Peripheral artery disease (PAD) carries high risks of limb loss, cardiovascular events, and death, yet the impact of glucagon-like peptide-1 receptor agonists (GLP-1RAs) and tirzepatide on vascular outcomes in this population has remained uncertain. A systematic review and meta-analysis published in Diabetes Metabolism Research and Reviews found that GLP-1-based therapies were associated with lower risks of major adverse limb and cardiovascular outcomes in real-world PAD populations.

A systematic search of MEDLINE, Embase, Cochrane CENTRAL, Scopus, and grey literature identified comparative real-world studies evaluating GLP-1–based therapies in adults with PAD. Six eligible studies involving more than 240,000 patients were included in the pooled analysis. Outcomes of interest included major adverse limb events (MALE), major adverse cardiovascular events (MACE), stroke, myocardial infarction, and all-cause mortality.
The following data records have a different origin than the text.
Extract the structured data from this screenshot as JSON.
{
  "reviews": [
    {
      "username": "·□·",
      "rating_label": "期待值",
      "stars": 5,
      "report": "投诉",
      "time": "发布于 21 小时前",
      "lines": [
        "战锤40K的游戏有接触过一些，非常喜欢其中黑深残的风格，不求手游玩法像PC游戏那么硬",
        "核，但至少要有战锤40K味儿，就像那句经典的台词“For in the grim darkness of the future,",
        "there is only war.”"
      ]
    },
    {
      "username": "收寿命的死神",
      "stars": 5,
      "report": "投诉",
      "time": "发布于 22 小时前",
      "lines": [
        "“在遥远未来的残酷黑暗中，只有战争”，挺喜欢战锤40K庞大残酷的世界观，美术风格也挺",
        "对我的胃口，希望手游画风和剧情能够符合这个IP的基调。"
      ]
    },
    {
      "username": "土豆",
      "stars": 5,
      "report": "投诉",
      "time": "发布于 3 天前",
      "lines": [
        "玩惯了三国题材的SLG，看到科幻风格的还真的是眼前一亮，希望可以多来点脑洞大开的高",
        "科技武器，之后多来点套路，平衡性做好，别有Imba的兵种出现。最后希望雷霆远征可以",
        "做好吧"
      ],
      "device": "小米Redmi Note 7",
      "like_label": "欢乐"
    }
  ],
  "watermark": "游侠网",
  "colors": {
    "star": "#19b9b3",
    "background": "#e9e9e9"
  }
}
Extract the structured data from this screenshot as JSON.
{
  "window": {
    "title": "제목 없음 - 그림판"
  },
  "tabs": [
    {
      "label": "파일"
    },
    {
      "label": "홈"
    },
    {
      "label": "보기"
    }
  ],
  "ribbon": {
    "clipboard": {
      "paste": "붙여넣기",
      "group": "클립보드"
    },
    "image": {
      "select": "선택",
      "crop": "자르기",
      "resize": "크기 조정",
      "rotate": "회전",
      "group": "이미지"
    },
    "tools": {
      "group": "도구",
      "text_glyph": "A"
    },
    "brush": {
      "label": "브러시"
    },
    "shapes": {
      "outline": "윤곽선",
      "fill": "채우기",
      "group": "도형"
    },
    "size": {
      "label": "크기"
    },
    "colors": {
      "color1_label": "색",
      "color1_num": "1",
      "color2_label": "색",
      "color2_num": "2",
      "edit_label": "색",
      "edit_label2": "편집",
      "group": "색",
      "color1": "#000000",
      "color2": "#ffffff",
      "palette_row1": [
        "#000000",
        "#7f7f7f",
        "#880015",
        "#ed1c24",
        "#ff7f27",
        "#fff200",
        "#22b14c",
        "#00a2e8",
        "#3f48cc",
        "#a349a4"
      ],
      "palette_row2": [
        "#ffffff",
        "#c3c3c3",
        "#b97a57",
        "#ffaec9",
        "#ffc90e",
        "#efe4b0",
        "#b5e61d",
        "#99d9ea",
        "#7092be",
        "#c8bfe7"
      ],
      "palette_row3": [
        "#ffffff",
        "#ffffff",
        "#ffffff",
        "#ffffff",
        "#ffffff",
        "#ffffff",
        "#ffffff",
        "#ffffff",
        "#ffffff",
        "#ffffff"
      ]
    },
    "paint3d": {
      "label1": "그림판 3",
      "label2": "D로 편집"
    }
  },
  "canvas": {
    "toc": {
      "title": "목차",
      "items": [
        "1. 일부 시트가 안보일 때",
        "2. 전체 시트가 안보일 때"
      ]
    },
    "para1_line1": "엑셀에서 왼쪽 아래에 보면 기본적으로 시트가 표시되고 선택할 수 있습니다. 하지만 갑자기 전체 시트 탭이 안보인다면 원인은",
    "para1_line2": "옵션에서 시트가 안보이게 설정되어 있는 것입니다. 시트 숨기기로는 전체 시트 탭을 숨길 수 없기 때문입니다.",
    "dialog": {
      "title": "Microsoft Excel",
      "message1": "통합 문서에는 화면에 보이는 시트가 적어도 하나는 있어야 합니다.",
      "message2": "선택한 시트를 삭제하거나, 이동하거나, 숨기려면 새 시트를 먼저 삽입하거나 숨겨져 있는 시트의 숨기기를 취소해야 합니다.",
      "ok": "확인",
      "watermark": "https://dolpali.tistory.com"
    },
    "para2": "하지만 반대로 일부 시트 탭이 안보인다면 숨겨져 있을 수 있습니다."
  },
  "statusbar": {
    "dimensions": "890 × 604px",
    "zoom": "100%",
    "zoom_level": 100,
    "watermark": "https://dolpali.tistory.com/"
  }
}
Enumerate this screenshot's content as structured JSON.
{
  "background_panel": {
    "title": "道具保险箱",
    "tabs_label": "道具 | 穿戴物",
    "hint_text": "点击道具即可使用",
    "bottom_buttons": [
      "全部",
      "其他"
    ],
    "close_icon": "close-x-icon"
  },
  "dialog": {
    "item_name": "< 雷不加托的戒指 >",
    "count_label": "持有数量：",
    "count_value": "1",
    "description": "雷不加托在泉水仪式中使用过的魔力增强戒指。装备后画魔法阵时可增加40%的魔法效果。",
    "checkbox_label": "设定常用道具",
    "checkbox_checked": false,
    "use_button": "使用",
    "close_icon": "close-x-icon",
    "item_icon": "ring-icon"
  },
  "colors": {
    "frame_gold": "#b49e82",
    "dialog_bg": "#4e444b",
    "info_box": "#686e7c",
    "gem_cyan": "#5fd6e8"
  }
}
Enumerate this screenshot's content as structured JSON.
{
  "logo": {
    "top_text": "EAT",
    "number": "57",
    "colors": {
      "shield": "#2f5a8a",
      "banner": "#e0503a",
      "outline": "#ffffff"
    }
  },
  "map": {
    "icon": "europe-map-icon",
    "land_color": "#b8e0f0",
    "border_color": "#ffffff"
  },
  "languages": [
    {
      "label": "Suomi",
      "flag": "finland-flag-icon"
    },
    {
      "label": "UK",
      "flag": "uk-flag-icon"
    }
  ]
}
GLP-1-based therapies were associated with a significant 41% lower risk of MALE (hazard ratio [HR] 0.59; 95% confidence interval [CI] 0.39-0.90), although heterogeneity across studies was substantial. MACE risk was reduced by 33% (HR 0.67; 95% CI 0.53-0.85), with more consistent findings in diabetes populations. Stroke risk was also significantly lower (HR 0.75; 95% CI 0.63-0.89), with consistent effects across studies. Myocardial infarction and all-cause mortality were significantly reduced, though effect sizes varied between reports.

These findings suggest a broader vascular protective profile for GLP-1-based therapies in PAD, particularly among patients with diabetes, where consistency of benefit appeared stronger.